Tus hijos son pequeños ahora.
Una de las percepciones humanas más comunes es esa de que, a medida que nos hacemos mayores, el tiempo pasa más rápido. Los días parecen hacerse más cortos, y los años también. Todos tenemos anécdotas de este tipo: cuando éramos niños, los días eran largos, y las horas de clase en la escuela primera parecían interminables. Ahora, los días, meses y años pasan borrosos.

Hay muchas expresiones que transmiten esa sensación. «El tiempo vuela», «¿A dónde se ha ido el tiempo?», «¡Parece que el año pasado fue ayer». Esta percepción se vuelve muy acusada cuando somos padres o madres. Los niños son pequeños, pero, en un abrir y cerrar de ojos, ya son adolescentes. Lo siguiente es que esos niños que hace nada te miraban con ojos de adoración y que imitaban todo lo que hacías, de pronto han volado del nido. Y no hay forma de hacer retroceder el tiempo.
Aunque mientras estabas criándoles no te dabas cuenta, sí lo harás cuando haya pasado todo. Y lo echarás de menos. Por eso, el mejor consejo que se le puede dar a alguien que tenga hijos pequeños es no caer en el error de dejar pasar el tiempo, sin más. Dado que tus hijos son pequeños ahora, es ahora cuando tienes que dedicarles todo el tiempo que puedas y disfrutarlos al máximo.

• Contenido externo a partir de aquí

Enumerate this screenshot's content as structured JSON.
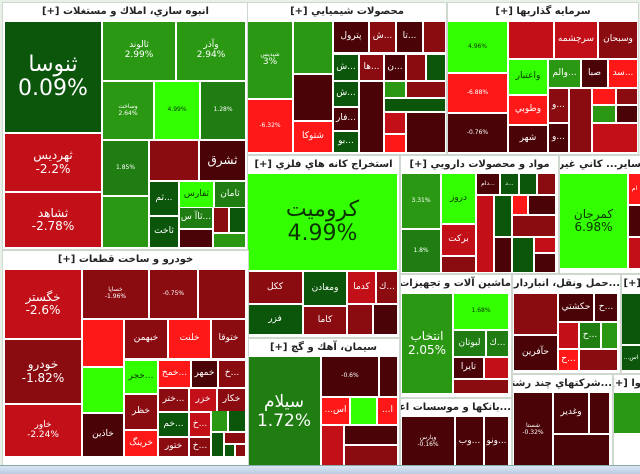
{
  "colors": {
    "strong_up": "#33ff00",
    "up": "#2a9812",
    "dark_up": "#0b560b",
    "down": "#c20f18",
    "strong_down": "#ff1818",
    "dark_down": "#4a0306"
  },
  "s1": {
    "title": "انبوه سازي، املاك و مستغلات [+]",
    "t": [
      {
        "n": "ثنوسا",
        "p": "0.09%"
      },
      {
        "n": "ثهرديس",
        "p": "-2.2%"
      },
      {
        "n": "ثشاهد",
        "p": "-2.78%"
      },
      {
        "n": "ثالوند",
        "p": "2.99%"
      },
      {
        "n": "وآذر",
        "p": "2.94%"
      },
      {
        "n": "وساخت",
        "p": "2.64%"
      },
      {
        "p": "4.99%"
      },
      {
        "p": "1.28%"
      },
      {
        "p": "1.85%"
      },
      {
        "n": "ثشرق"
      },
      {
        "n": "ثم..."
      },
      {
        "n": "ثفارس"
      },
      {
        "n": "ثامان"
      },
      {
        "n": "ثاآ س..."
      },
      {
        "n": "ثاخت"
      }
    ]
  },
  "s2": {
    "title": "محصولات شيميايي [+]",
    "t": [
      {
        "n": "شپديس",
        "p": "3%"
      },
      {
        "p": "-6.32%"
      },
      {
        "n": "شتوكا"
      },
      {
        "n": "پترول"
      },
      {
        "n": "ش..."
      },
      {
        "n": "تا..."
      },
      {
        "n": "ش..."
      },
      {
        "n": "ها..."
      },
      {
        "n": "ن..."
      },
      {
        "n": "ش..."
      },
      {
        "n": "فار..."
      },
      {
        "n": "بو..."
      }
    ]
  },
  "s3": {
    "title": "سرمايه گذاريها [+]",
    "t": [
      {
        "p": "4.96%"
      },
      {
        "p": "-6.88%"
      },
      {
        "p": "-0.76%"
      },
      {
        "n": "سرچشمه"
      },
      {
        "n": "وسبحان"
      },
      {
        "n": "واعتبار"
      },
      {
        "n": "والم..."
      },
      {
        "n": "صبا"
      },
      {
        "n": "سد..."
      },
      {
        "n": "وطوبي"
      },
      {
        "n": "شهر"
      },
      {
        "n": "و..."
      },
      {
        "n": "و..."
      }
    ]
  },
  "s4": {
    "title": "استخراج كانه هاي فلزي [+]",
    "t": [
      {
        "n": "كروميت",
        "p": "4.99%"
      },
      {
        "n": "ككل"
      },
      {
        "n": "ومعادن"
      },
      {
        "n": "كدما"
      },
      {
        "n": "ك..."
      },
      {
        "n": "فزر"
      },
      {
        "n": "كاما"
      }
    ]
  },
  "s5": {
    "title": "مواد و محصولات دارويي [+]",
    "t": [
      {
        "p": "3.31%"
      },
      {
        "p": "1.8%"
      },
      {
        "n": "دروز"
      },
      {
        "n": "بركت"
      },
      {
        "n": "دام..."
      },
      {
        "n": "د..."
      }
    ]
  },
  "s6": {
    "title": "ساير... كاني غيرفلزي [+]",
    "t": [
      {
        "n": "كمرجان",
        "p": "6.98%"
      },
      {
        "n": "ام"
      }
    ]
  },
  "s7": {
    "title": "سيمان، آهك و گچ [+]",
    "t": [
      {
        "n": "سيلام",
        "p": "1.72%"
      },
      {
        "p": "-0.6%"
      },
      {
        "n": "...اس"
      },
      {
        "n": "...ا"
      }
    ]
  },
  "s8": {
    "title": "ماشين آلات و تجهيزات [+]",
    "t": [
      {
        "n": "انتخاب",
        "p": "2.05%"
      },
      {
        "p": "1.68%"
      },
      {
        "n": "لبوتان"
      },
      {
        "n": "ك..."
      },
      {
        "n": "تايرا"
      }
    ]
  },
  "s9": {
    "title": "...حمل ونقل، انبارداري [+]",
    "t": [
      {
        "n": "حكشتي"
      },
      {
        "n": "ح..."
      },
      {
        "n": "حآفرين"
      },
      {
        "n": "ح..."
      },
      {
        "n": "ح..."
      }
    ]
  },
  "s10": {
    "title": "...بانكها و موسسات اعتبا [+]",
    "t": [
      {
        "n": "وپارس",
        "p": "-0.16%"
      },
      {
        "n": "وب..."
      },
      {
        "n": "ونو..."
      }
    ]
  },
  "s11": {
    "title": "...شركتهاي چند رشته [+]",
    "t": [
      {
        "n": "وغدير"
      },
      {
        "n": "شستا",
        "p": "-0.32%"
      }
    ]
  },
  "s12": {
    "title": "خودرو و ساخت قطعات [+]",
    "t": [
      {
        "n": "خگستر",
        "p": "-2.6%"
      },
      {
        "n": "خودرو",
        "p": "-1.82%"
      },
      {
        "n": "خاور",
        "p": "-2.24%"
      },
      {
        "n": "خساپا",
        "p": "-1.96%"
      },
      {
        "p": "-0.75%"
      },
      {
        "n": "خبهمن"
      },
      {
        "n": "خلنت"
      },
      {
        "n": "ختوقا"
      },
      {
        "n": "خجر..."
      },
      {
        "n": "خمح..."
      },
      {
        "n": "خمهر"
      },
      {
        "n": "خ..."
      },
      {
        "n": "ختر..."
      },
      {
        "n": "خزر"
      },
      {
        "n": "خكار"
      },
      {
        "n": "خظر"
      },
      {
        "n": "خرينگ"
      },
      {
        "n": "خاذين"
      },
      {
        "n": "خم..."
      },
      {
        "n": "ختور"
      },
      {
        "n": "خ..."
      },
      {
        "n": "خ..."
      }
    ]
  },
  "s13": {
    "title": "[+] ...",
    "t": [
      {
        "n": "...اس"
      }
    ]
  },
  "s14": {
    "title": "وا [+]"
  }
}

Lo normal es pensar que tenemos mucho tiempo por delante. Desgraciadamente, la realidad es que no es así. Y la posibilidad de pasar tiempo de calidad con vuestros hijos no está garantizada. Por lo tanto, si quieres dejar huella en la vida de tus hijos, si quieres que se sientan cercanos a ti y que crezcan felices y sintiéndose queridos, haz todo lo posible por dedicarles tiempo ahora.
«Crecen tan rápido…»
Cuando estás con tus hijos, tienes que creer que es la mejor opción posible en la que invertir tu tiempo. No hay nada mejor que tengas que estar haciendo. Los niños crecen rápidamente, y es en esos momentos diarios en los que tienes que estar presente. En esos instantes es en los que ocurren las pequeñas cosas que atesorarás toda la vida. Si te pasas la vida estresado pensando que deberías estar haciendo otra cosa, no te darás cuenta del regalo que es tener la oportunidad de disfrutar de estas situaciones.

La infancia no es únicamente una etapa bonita que los padres o madres podemos disfrutar al lado de nuestros hijos. También es la base de su crecimiento y felicidad. Ellos nos necesitan más que nunca, aunque a veces se sientan mayores y quieran hacer las cosas por sí mismos. A pesar de que en ocasiones nos parecen momentos agotadores, después los echarás de menos con mucha melancolía. Por este motivo, y porque el tiempo no se detiene por nadie, dedícale tiempo ahora a tus hijos y haz que te sientan presente.
Además, lo que hacemos ahora influye en el desarrollo y en el futuro de los pequeños. Lo mejor que puedes hacer es intentar diariamente que se sientan queridos, y que estás a su lado.

Por todo esto, si eres un padre que vive estresado, ha llegado el momento de coger el toro por los cuernos y tomar medidas para poder echar el freno. Piensa que esos pequeños detalles de la vida influyen en el desarrollo de tus hijos, y que la manera en la que trates a tus hijos tendrá una consecuencia en su camino. Nosotros recomendamos apostar por la disciplina positiva, y en mostrarles siempre nuestro apoyo desde el amor y el respeto.
¿Ha vuelto a romper un juguete? No sirve de mucho castigarles: quizás lo que ocurre es que tienes delante a un futuro ingeniero. Si pintarrajea la pared, puede que esté empezando a desarrollar una habilidad artística que le acompañe toda la vida y le ayuda a expresarse. Destacar la parte positiva de la personalidad de nuestros hijos es fundamental para que pueda trabajar su autoestima desde la más tierna infancia.

En resumen: reflexione en la manera en la que pasas el tiempo con tus hijos diariamente. Vive el presente a su lado, y saborea los pequeños momentos de la vida. Descubrirás que, de la mano de tus hijos, la vida tiene un color maravilloso.